Director-general Carolyn Fairbairn, pictured below, said: “The Chancellor has prioritised a pragmatic down payment on future productivity growth.
“His emphasis on R&D, housing and local infrastructure will help businesses in all corners of the UK to invest with greater confidence for the long-term, during turbulent times. This will be warmly welcomed.
“These measures must now be translated into action. That means tarmac, tracks and telecoms being laid, and clear, deliverable timetables for major projects – only then will they act as a catalyst for investment, jobs and growth.
“Reducing the frequency of fiscal events along with the commitment to stick with the tax roadmap will provide stability for businesses. Importantly, the new fiscal rules provide the government with welcome flexibility, while remaining prudent, in uncertain times.
“The government is right to accept the independent Low Pay Commission recommendations, as firms want to see affordable rises in the minimum wage that protects the low paid and avoids damaging job prospects.
“The Chancellor should keep a watching brief on the challenges created by higher inflation and uncertainty weighing on near-term business investment.”
Institute of Directors director-general Simon Walker, pictured left, described it as “a sensible and sober Autumn Statement”.
He said: “The Chancellor’s attempts to increase productivity by investing in transport infrastructure, broadband and housing are welcome, but businesses would also have liked to have seen measures to encourage them to invest now.
“The OBR (Office for Budget Responsibility) predicts that next year will be the low point for growth, so we are surprised that amidst all of the political and economic uncertainty there weren’t many measures to help ‘just managing’ businesses now.

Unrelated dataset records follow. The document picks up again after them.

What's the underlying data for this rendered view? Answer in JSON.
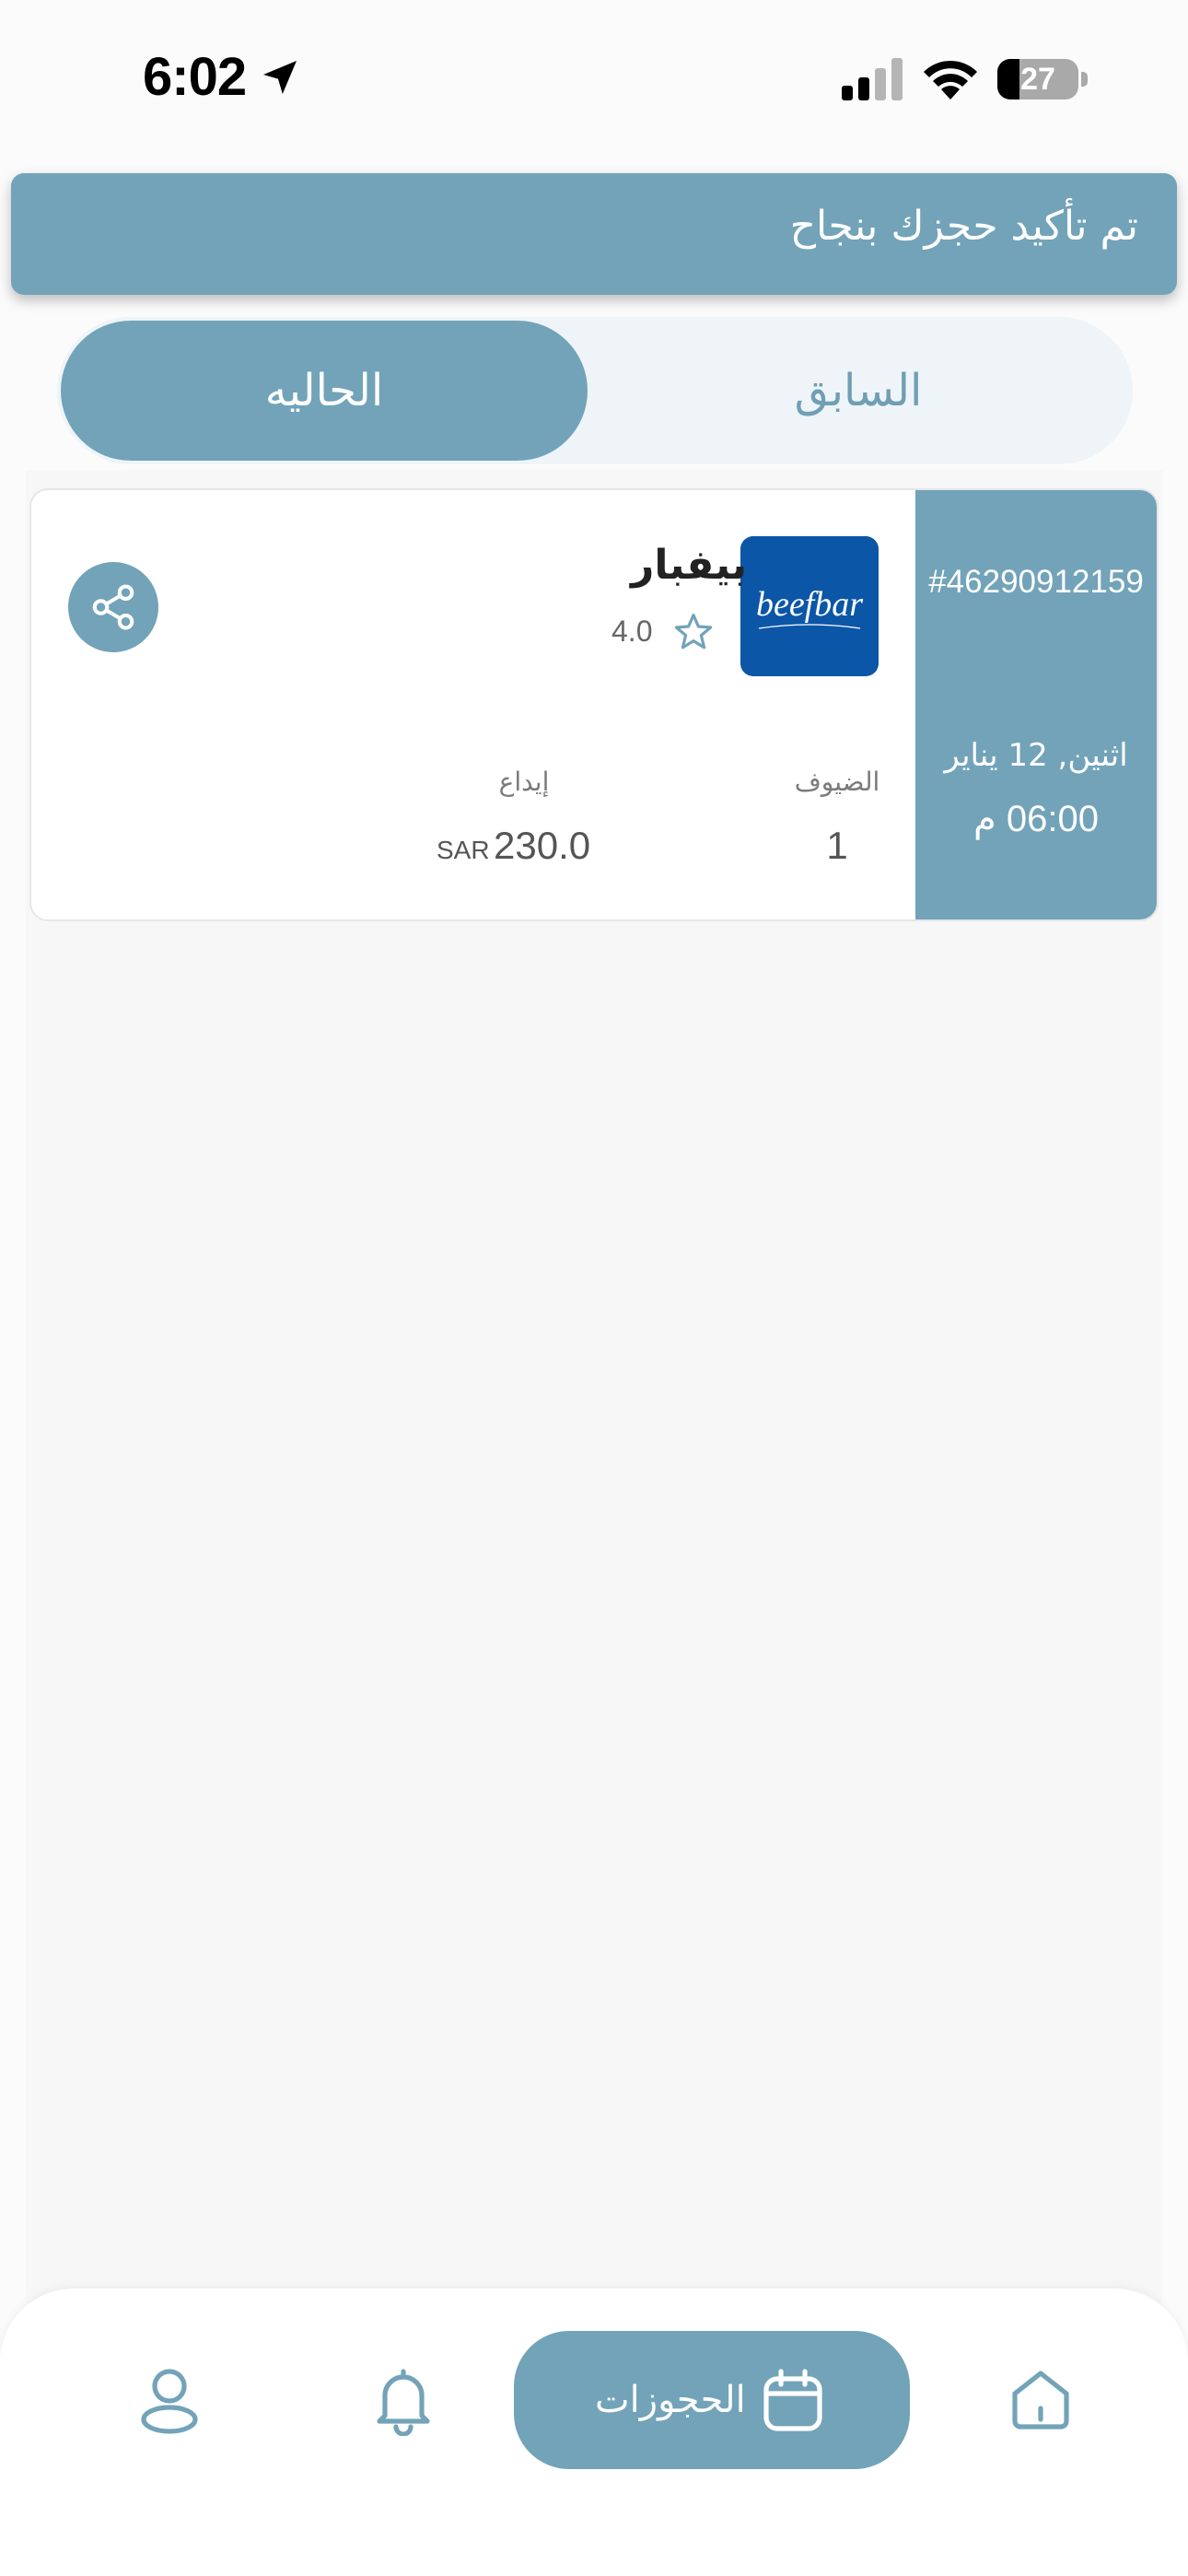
{
  "status_bar": {
    "time": "6:02",
    "battery_level": "27",
    "battery_fraction": 0.27,
    "icons": [
      "location-arrow-icon",
      "cellular-signal-icon",
      "wifi-icon",
      "battery-icon"
    ]
  },
  "toast": {
    "message": "تم تأكيد حجزك بنجاح"
  },
  "tabs": {
    "current": "الحاليه",
    "past": "السابق",
    "selected": "current"
  },
  "booking": {
    "number": "#46290912159",
    "date": "اثنين, 12 يناير",
    "time": "06:00 م",
    "restaurant": {
      "name": "بيفبار",
      "logo_text": "beefbar",
      "rating": "4.0"
    },
    "guests_label": "الضيوف",
    "guests_value": "1",
    "deposit_label": "إيداع",
    "deposit_value": "230.0",
    "deposit_currency": "SAR"
  },
  "bottom_nav": {
    "bookings_label": "الحجوزات",
    "items": [
      "profile-icon",
      "bell-icon",
      "calendar-icon",
      "home-icon"
    ]
  },
  "colors": {
    "accent": "#72a3b9",
    "accent_light": "#eef4f7",
    "logo_blue": "#0c56a7"
  }
}
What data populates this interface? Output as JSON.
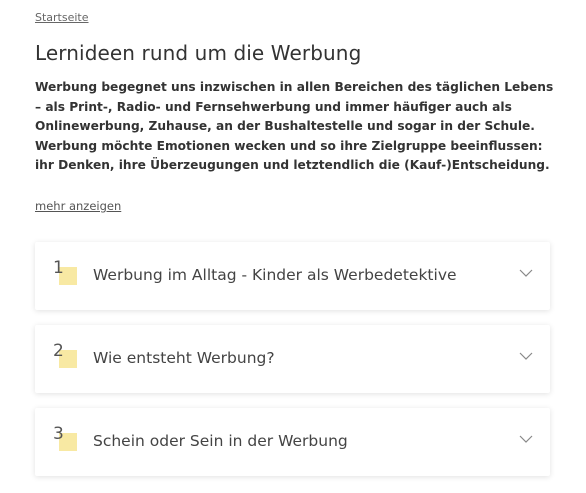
{
  "breadcrumb": {
    "label": "Startseite"
  },
  "page": {
    "title": "Lernideen rund um die Werbung",
    "intro": "Werbung begegnet uns inzwischen in allen Bereichen des täglichen Lebens – als Print-, Radio- und Fernsehwerbung und immer häufiger auch als Onlinewerbung, Zuhause, an der Bushaltestelle und sogar in der Schule. Werbung möchte Emotionen wecken und so ihre Zielgruppe beeinflussen: ihr Denken, ihre Überzeugungen und letztendlich die (Kauf-)Entscheidung.",
    "more_link": "mehr anzeigen"
  },
  "accordions": [
    {
      "number": "1",
      "title": "Werbung im Alltag - Kinder als Werbedetektive",
      "icon": "chevron-down-icon"
    },
    {
      "number": "2",
      "title": "Wie entsteht Werbung?",
      "icon": "chevron-down-icon"
    },
    {
      "number": "3",
      "title": "Schein oder Sein in der Werbung",
      "icon": "chevron-down-icon"
    }
  ],
  "colors": {
    "number_highlight": "#f8e9a3",
    "text": "#333333"
  }
}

“The Government will be borrowing heavily over the next few years, so it’s a shame that they couldn’t use more of the fiscal headroom to encourage investment through measures such as raising the Annual Investment Allowance, which could deliver productivity increases sooner.
“We weren’t expecting anything flashy today – and we didn’t get it – but that’s not necessarily a bad thing from the man in charge of the economy. Our members will welcome the fact that there will only be one Budget a year in future, as too much tinkering only makes the tax system more complex.”
Clare Francis, pictured right, savings and investments director at Barclays, said the statement included “lots of positive signs” that the government was committed to helping families make the most of their hard-earned cash and still save.
“We are encouraged by the launch of the new NS&I savings bond, which is expected to benefit 2m savers,” she said.
“However, with wages unlikely to keep pace with inflation, implementing and then sticking to savings goals may still prove challenging for some.
“Key to this is educating consumers about the wide range of savings vehicles available, helping them to identify the best options in this low interest rate environment. Other such options include ISAs, fixed rate bonds, investments, paying down existing debts or switching to an offset mortgage.”